LOUISVILLE, Ky. — The University of Louisville’s Kent School of Social Work has a major role in a five-year, federally funded research grant to strengthen the country’s child welfare agency workforce – and ultimately to improve the lives of the children it serves.
The UofL portion is $2.1 million for the evaluation part of the grant, which is expected to total $15 million for the consortium of five universities and three national child welfare consultants. The group has launched the Quality Improvement Center for Workforce Development through the grant from the U.S. Department of Health and Human Services Administration’s Children’s Bureau.
Battling a high turnover rate, child welfare agencies report difficulty in retaining qualified employees in jobs that can be high-stress, low-paying and complex. Workers tasked with protecting vulnerable children and with strengthening families face emotionally draining situations and challenges that can lead to secondary trauma and burnout.

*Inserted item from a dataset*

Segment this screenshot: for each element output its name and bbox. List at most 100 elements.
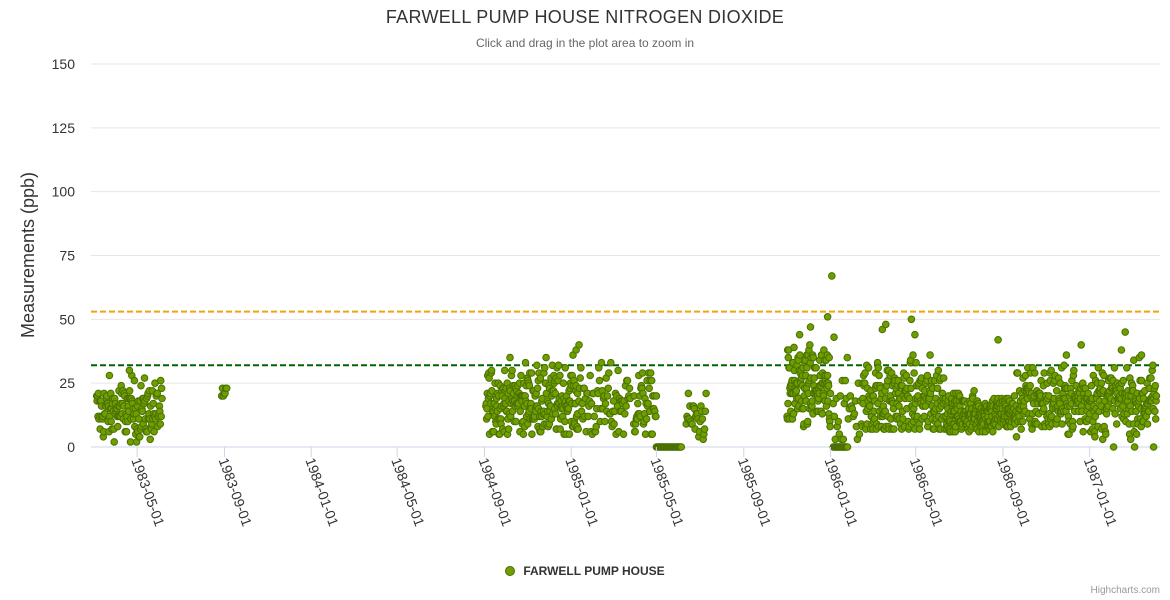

Eight agencies chosen as study sites represent a mix of urban and rural communities and a variety of types of organizations, including centralized state systems, county-administered systems, a large urban county and a Native American tribe.
“The center will work in partnership with the eight jurisdictions to execute rigorous evaluations on a variety of workforce interventions so that the field will have more evidence-based options for improving difficult workforce challenges,” said Anita Barbee, UofL distinguished university scholar in social work, who will be the project’s lead evaluator. “The lessons we learn through this project will be applicable to our own state down the line.”
Other partners in the center, based at University of Nebraska-Lincoln, are University of Colorado-Denver, University of Tennessee-Knoxville, UCLA, C.F. Parry Associates, CLH Strategies and Solutions and Great Eastern Consulting.
Other Kent School researchers working on the grant are faculty members Becky Antle and Martin Hall, research managers Katy Henry and Jenny Taylor and doctoral student Lisa Purdy.